The Trump administration on Friday, Aug. 2, announced that it would impose a 10% tariff on $300 billion of Chinese goods beginning Sept. 1. The move shook global markets and sunk soybean, grain and pork futures on Friday.
And Chinese officials responded, saying they'd bring their own set of tariffs. Then on Monday, Aug. 5, Beijing announced it would devalue the yuan, China's currency, to make Chinese products more palatable abroad and make Chinese buyers more likely to buy local products.
President Donald Trump called China a "currency manipulator" for making the move.
At the agriculture trade show near Redwood Falls, farmers and industry leaders expressed annoyance at the president's policy-by-tweet style and the uncertainty it injected into U.S.-China trade talks.
“As far as his tweets go, I’m not impressed and I don’t think anybody in here is, to be honest,” Joel Schreurs, a Tyler, Minn., soybean farmer who sits on the American Soybean Association board, said Tuesday.
The latest tit-for-tat tariff feuds come more than a year after Trump imposed tariffs on 25% of $250 billion worth of Chinese goods to pressure the country and its companies to stop stealing American technology. China struck back with its own tariffs on $110 billion in American products, including agricultural commodities like soybeans and hogs.
The taxes on imported goods hit farmers in the Midwest but also the businesses in their communities.
"The message really ought to be from all of the groups to the administration that tweets like that cost a lot of money,” Scott VanderWal, vice president of the American Farm Bureau, said.
VanderWal said many farmers still support Trump's efforts to hold China accountable for stealing technology, but farmers were bearing the brunt of the Chinese retaliation.
Chris Pothen, vice president of global grain marketing at CHS, said the trade wars with China have left soybeans in Minnesota, North Dakota and South Dakota stuck "with no good homes." And while infrastructure has been built to transport them from bins out to the West Coast or down the Mississippi River to be transported via ships, those trade routes have been altered since China stopped importing U.S. beans.
And other global markets just can't stack up with China's prior demand for U.S. soybeans, he said.

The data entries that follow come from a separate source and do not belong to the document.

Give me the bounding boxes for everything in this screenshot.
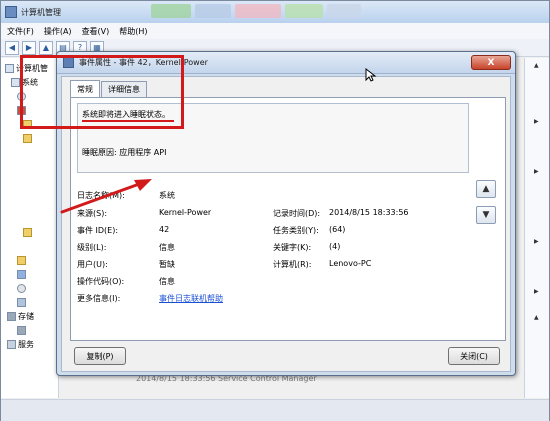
opcode-value: 信息 [159, 277, 175, 286]
task-category-label: 任务类别(Y): [273, 226, 319, 235]
tree-item-device-manager[interactable] [17, 296, 26, 308]
opcode-label: 操作代码(O): [77, 277, 125, 286]
copy-button[interactable]: 复制(P) [74, 347, 126, 365]
previous-event-button[interactable]: ▲ [476, 180, 496, 198]
task-category-value: (64) [329, 225, 346, 234]
event-properties-dialog: 事件属性 - 事件 42，Kernel-Power X 常规 详细信息 系统即将… [56, 51, 516, 376]
tree-item-folder[interactable] [23, 226, 32, 238]
dialog-body: 常规 详细信息 系统即将进入睡眠状态。 睡眠原因: 应用程序 API ▲ ▼ 日… [61, 76, 511, 372]
shared-folder-icon [17, 255, 26, 265]
actions-pane: ▲ ▶ ▶ ▶ ▶ ▲ [524, 58, 549, 398]
tree-item-event-viewer[interactable] [17, 104, 26, 116]
collapse-arrow-icon[interactable]: ▲ [534, 314, 539, 321]
event-id-value: 42 [159, 225, 170, 234]
device-manager-icon [17, 297, 26, 307]
folder-icon [23, 133, 32, 143]
performance-icon [17, 283, 26, 293]
expand-arrow-icon[interactable]: ▶ [534, 118, 539, 125]
menu-bar: 文件(F) 操作(A) 查看(V) 帮助(H) [1, 23, 549, 39]
main-window-title: 计算机管理 [21, 7, 61, 17]
tree-item-local-users[interactable] [17, 268, 26, 280]
back-arrow-icon[interactable]: ◀ [5, 40, 19, 55]
up-folder-icon[interactable]: ▲ [39, 40, 53, 55]
forward-arrow-icon[interactable]: ▶ [22, 40, 36, 55]
keywords-label: 关键字(K): [273, 243, 312, 252]
source-label: 来源(S): [77, 209, 108, 218]
navigation-tree: 计算机管 系统 存储 服务 [1, 58, 59, 398]
services-icon [7, 339, 16, 349]
mouse-cursor-icon [365, 68, 377, 82]
log-name-value: 系统 [159, 191, 175, 200]
close-icon[interactable]: X [471, 55, 511, 70]
menu-view[interactable]: 查看(V) [82, 26, 110, 37]
tree-item-folder[interactable] [23, 132, 32, 144]
disk-icon [17, 325, 26, 335]
tree-item-folder[interactable] [23, 118, 32, 130]
level-label: 级别(L): [77, 243, 107, 252]
menu-help[interactable]: 帮助(H) [119, 26, 147, 37]
event-viewer-icon [17, 105, 26, 115]
computer-label: 计算机(R): [273, 260, 312, 269]
horizontal-scrollbar[interactable] [1, 399, 549, 421]
close-button[interactable]: 关闭(C) [448, 347, 500, 365]
event-icon [63, 57, 74, 68]
tools-icon [11, 77, 20, 87]
expand-arrow-icon[interactable]: ▶ [534, 288, 539, 295]
computer-value: Lenovo-PC [329, 259, 372, 268]
computer-icon [5, 63, 14, 73]
tree-item-services[interactable]: 服务 [7, 338, 34, 350]
event-description-box[interactable]: 系统即将进入睡眠状态。 睡眠原因: 应用程序 API [77, 103, 469, 173]
dialog-title: 事件属性 - 事件 42，Kernel-Power [79, 58, 208, 67]
dialog-title-bar[interactable]: 事件属性 - 事件 42，Kernel-Power X [57, 52, 515, 74]
user-value: 暂缺 [159, 260, 175, 269]
next-event-button[interactable]: ▼ [476, 206, 496, 224]
tree-item-task-scheduler[interactable] [17, 90, 26, 102]
tree-item-system-tools[interactable]: 系统 [11, 76, 38, 88]
folder-icon [23, 119, 32, 129]
menu-file[interactable]: 文件(F) [7, 26, 34, 37]
level-value: 信息 [159, 243, 175, 252]
tree-item-shared-folders[interactable] [17, 254, 26, 266]
tree-item-root[interactable]: 计算机管 [5, 62, 48, 74]
users-icon [17, 269, 26, 279]
main-title-bar: 计算机管理 [1, 1, 549, 23]
expand-arrow-icon[interactable]: ▶ [534, 168, 539, 175]
source-value: Kernel-Power [159, 208, 212, 217]
keywords-value: (4) [329, 242, 341, 251]
tab-general[interactable]: 常规 [70, 80, 100, 97]
tree-item-disk-management[interactable] [17, 324, 26, 336]
expand-arrow-icon[interactable]: ▶ [534, 238, 539, 245]
clock-icon [17, 91, 26, 101]
log-name-label: 日志名称(M): [77, 191, 125, 200]
tab-details[interactable]: 详细信息 [101, 81, 147, 97]
description-line-1: 系统即将进入睡眠状态。 [82, 110, 170, 119]
tree-item-storage[interactable]: 存储 [7, 310, 34, 322]
tree-item-performance[interactable] [17, 282, 26, 294]
storage-icon [7, 311, 16, 321]
logged-label: 记录时间(D): [273, 209, 321, 218]
tab-strip: 常规 详细信息 [70, 80, 148, 97]
logged-value: 2014/8/15 18:33:56 [329, 208, 409, 217]
event-id-label: 事件 ID(E): [77, 226, 119, 235]
description-line-2: 睡眠原因: 应用程序 API [82, 148, 167, 157]
general-tab-panel: 系统即将进入睡眠状态。 睡眠原因: 应用程序 API ▲ ▼ 日志名称(M): … [70, 97, 506, 341]
collapse-arrow-icon[interactable]: ▲ [534, 62, 539, 69]
annotation-underline [82, 120, 174, 122]
event-log-online-help-link[interactable]: 事件日志联机帮助 [159, 293, 223, 304]
more-info-label: 更多信息(I): [77, 294, 121, 303]
menu-action[interactable]: 操作(A) [44, 26, 72, 37]
user-label: 用户(U): [77, 260, 108, 269]
folder-icon [23, 227, 32, 237]
computer-management-icon [5, 6, 17, 18]
blurred-taskbar-strip [151, 4, 361, 18]
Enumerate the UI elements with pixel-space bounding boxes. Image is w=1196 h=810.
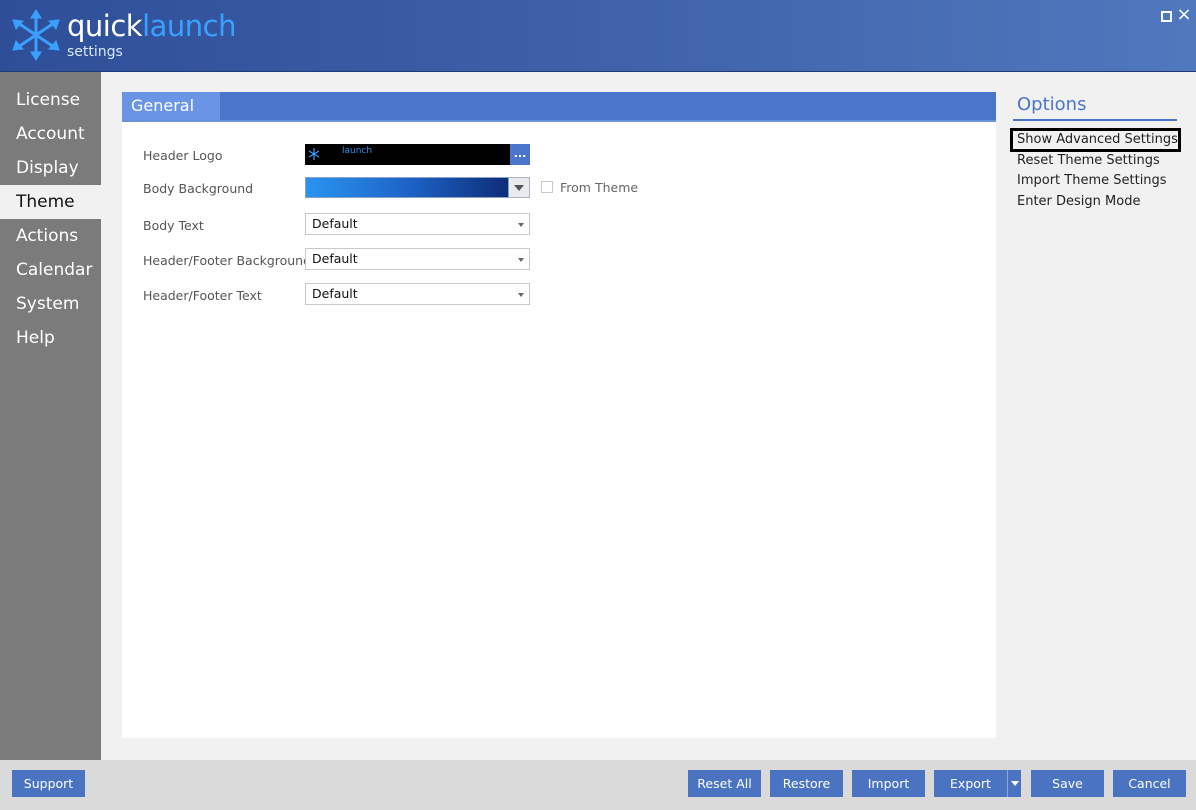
header-footer-text-label: Header/Footer Text bbox=[143, 288, 262, 303]
body-background-gradient-picker[interactable] bbox=[305, 177, 509, 198]
header-footer-background-select[interactable]: Default bbox=[305, 248, 530, 270]
body-text-select[interactable]: Default bbox=[305, 213, 530, 235]
settings-panel: General Header Logo launch ... Body Back… bbox=[122, 92, 996, 738]
chevron-down-icon bbox=[518, 293, 524, 297]
restore-button[interactable]: Restore bbox=[770, 770, 843, 797]
body-text-label: Body Text bbox=[143, 218, 204, 233]
sidebar-item-calendar[interactable]: Calendar bbox=[0, 253, 101, 287]
options-divider bbox=[1013, 119, 1177, 121]
export-dropdown-button[interactable] bbox=[1007, 770, 1021, 797]
app-subtitle: settings bbox=[67, 44, 123, 60]
show-advanced-settings-link[interactable]: Show Advanced Settings bbox=[1017, 132, 1178, 147]
body-text-value: Default bbox=[312, 216, 358, 231]
options-title: Options bbox=[1017, 94, 1087, 115]
logo-word-quick: quick bbox=[67, 9, 143, 43]
enter-design-mode-link[interactable]: Enter Design Mode bbox=[1017, 194, 1140, 209]
title-bar: quicklaunch settings × bbox=[0, 0, 1196, 72]
from-theme-checkbox[interactable] bbox=[541, 181, 553, 193]
app-logo-text: quicklaunch bbox=[67, 8, 237, 44]
from-theme-label: From Theme bbox=[560, 180, 639, 195]
save-button[interactable]: Save bbox=[1031, 770, 1104, 797]
header-logo-label: Header Logo bbox=[143, 148, 223, 163]
header-logo-browse-button[interactable]: ... bbox=[510, 144, 530, 165]
close-icon[interactable]: × bbox=[1176, 5, 1192, 25]
maximize-icon[interactable] bbox=[1161, 11, 1172, 22]
support-button[interactable]: Support bbox=[12, 770, 85, 797]
cancel-button[interactable]: Cancel bbox=[1113, 770, 1186, 797]
sidebar-item-theme[interactable]: Theme bbox=[0, 185, 101, 219]
header-logo-preview[interactable]: launch bbox=[305, 144, 512, 165]
chevron-down-icon bbox=[518, 223, 524, 227]
header-footer-text-select[interactable]: Default bbox=[305, 283, 530, 305]
sidebar-item-license[interactable]: License bbox=[0, 83, 101, 117]
sidebar-item-actions[interactable]: Actions bbox=[0, 219, 101, 253]
mini-logo-icon bbox=[308, 148, 320, 160]
export-button[interactable]: Export bbox=[934, 770, 1007, 797]
import-theme-settings-link[interactable]: Import Theme Settings bbox=[1017, 173, 1167, 188]
header-footer-background-value: Default bbox=[312, 251, 358, 266]
chevron-down-icon[interactable] bbox=[509, 177, 530, 198]
import-button[interactable]: Import bbox=[852, 770, 925, 797]
sidebar-item-help[interactable]: Help bbox=[0, 321, 101, 355]
section-title: General bbox=[122, 92, 220, 120]
header-footer-text-value: Default bbox=[312, 286, 358, 301]
reset-theme-settings-link[interactable]: Reset Theme Settings bbox=[1017, 153, 1160, 168]
logo-word-launch: launch bbox=[142, 9, 237, 43]
reset-all-button[interactable]: Reset All bbox=[688, 770, 761, 797]
sidebar-nav: License Account Display Theme Actions Ca… bbox=[0, 72, 101, 760]
sidebar-item-account[interactable]: Account bbox=[0, 117, 101, 151]
sidebar-item-display[interactable]: Display bbox=[0, 151, 101, 185]
header-logo-preview-text: launch bbox=[342, 146, 373, 156]
header-footer-background-label: Header/Footer Background bbox=[143, 253, 312, 268]
sidebar-item-system[interactable]: System bbox=[0, 287, 101, 321]
chevron-down-icon bbox=[518, 258, 524, 262]
section-header-bar: General bbox=[122, 92, 996, 122]
quicklaunch-logo-icon bbox=[12, 9, 60, 61]
body-background-label: Body Background bbox=[143, 181, 254, 196]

“It’s incomparable, China’s demand relative to the rest of the world, on soybeans,” Pothen said. “It’s almost impossible for a supply chain to just pivot and make up for that demand.”
Pothen said the federal government needs to ratify the U.S.-Mexico-Canada agreement, strike a trade deal with Japan and ease its trade tensions with China. Until that happens, the trade war will continue to take its casualties in farm country, he said.

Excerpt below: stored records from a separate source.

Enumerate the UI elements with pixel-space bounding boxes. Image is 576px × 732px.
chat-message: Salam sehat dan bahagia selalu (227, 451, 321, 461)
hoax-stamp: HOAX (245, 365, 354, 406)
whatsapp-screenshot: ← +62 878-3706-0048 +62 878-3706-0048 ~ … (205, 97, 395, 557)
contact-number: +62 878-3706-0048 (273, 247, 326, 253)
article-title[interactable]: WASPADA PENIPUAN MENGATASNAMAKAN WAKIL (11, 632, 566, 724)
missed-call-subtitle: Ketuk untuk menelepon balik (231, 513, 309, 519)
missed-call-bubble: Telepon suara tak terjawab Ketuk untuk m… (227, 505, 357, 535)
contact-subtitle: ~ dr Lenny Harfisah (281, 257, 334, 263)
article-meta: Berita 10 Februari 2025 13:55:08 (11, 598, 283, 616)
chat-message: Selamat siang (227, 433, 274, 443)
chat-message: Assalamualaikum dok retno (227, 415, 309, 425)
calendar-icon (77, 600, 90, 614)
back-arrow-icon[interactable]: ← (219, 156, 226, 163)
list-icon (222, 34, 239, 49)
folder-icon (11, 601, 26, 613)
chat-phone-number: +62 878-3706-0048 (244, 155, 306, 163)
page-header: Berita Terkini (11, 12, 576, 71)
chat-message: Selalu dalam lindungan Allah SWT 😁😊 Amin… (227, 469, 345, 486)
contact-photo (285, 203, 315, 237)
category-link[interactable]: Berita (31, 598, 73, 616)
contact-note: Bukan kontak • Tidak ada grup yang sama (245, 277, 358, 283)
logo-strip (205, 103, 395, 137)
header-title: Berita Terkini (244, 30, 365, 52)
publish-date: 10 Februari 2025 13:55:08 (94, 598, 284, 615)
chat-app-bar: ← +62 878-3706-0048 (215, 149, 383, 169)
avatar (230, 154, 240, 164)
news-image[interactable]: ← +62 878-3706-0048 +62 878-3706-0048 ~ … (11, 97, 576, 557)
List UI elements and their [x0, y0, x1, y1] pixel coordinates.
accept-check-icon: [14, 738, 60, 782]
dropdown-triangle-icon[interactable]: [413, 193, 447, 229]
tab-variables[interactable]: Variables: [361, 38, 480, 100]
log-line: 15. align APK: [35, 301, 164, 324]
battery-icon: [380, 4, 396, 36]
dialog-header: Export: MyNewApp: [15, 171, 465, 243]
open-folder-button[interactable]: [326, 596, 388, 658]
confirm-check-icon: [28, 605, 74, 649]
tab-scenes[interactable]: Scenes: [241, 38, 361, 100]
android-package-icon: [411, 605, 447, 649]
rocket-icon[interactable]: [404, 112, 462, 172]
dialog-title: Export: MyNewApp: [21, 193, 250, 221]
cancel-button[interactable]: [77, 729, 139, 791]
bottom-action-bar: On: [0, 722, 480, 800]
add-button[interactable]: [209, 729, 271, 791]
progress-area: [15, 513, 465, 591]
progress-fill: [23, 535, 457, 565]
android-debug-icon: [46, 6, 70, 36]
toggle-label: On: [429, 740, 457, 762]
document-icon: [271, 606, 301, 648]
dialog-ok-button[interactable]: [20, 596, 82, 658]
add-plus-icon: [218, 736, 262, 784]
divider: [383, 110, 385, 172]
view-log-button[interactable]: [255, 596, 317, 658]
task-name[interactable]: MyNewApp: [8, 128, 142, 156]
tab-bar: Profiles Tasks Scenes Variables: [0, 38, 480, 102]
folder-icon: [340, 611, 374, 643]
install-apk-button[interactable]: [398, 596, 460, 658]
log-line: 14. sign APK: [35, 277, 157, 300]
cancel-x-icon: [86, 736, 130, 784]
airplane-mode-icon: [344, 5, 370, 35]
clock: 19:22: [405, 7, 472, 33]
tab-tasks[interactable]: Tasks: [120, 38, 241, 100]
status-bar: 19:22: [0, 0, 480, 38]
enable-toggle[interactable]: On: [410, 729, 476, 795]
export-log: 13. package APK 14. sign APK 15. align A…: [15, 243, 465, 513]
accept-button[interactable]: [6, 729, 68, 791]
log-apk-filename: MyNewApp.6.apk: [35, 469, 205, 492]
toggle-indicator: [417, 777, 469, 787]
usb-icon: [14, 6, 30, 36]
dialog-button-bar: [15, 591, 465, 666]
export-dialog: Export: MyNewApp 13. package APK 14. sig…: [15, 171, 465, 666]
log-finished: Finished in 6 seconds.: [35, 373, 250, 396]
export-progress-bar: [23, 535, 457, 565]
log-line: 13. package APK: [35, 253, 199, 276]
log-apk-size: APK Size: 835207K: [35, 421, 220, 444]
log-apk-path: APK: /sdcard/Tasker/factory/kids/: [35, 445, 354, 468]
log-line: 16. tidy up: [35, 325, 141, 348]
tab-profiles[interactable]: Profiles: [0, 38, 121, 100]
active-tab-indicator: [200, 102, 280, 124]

“Losing access to global destination impacts farmers at the farm gates,” Pothen said.
Area farmers and national ag group leaders said the pain of the policy implications was being felt all over the Midwest. Dr. Courtney Jordan Baechler, assistant commissioner of health, said farmer suicides had reached their peak in the state and state health and agriculture officials were working to push mental health and resiliency programs.
“We’re somewhat casualties of the trade war," Schreurs, the Tyler soybean farmer, said. "We didn’t start it, but we’re somewhat stuck in the crossfire."
At the state level, Gov. Tim Walz said the state was working to maintain international relationships in the event the trade war wages on. The Democratic-Farmer-Labor governor said he'd met the counsel general of China and planned to take trade trips to Japan and South Korea this fall with fellow Midwestern governors.
“We’re going to try our best to try to normalize the relationship at a state-to-state level but with the understanding that trade policy comes through the executive branch and the president,” Walz said.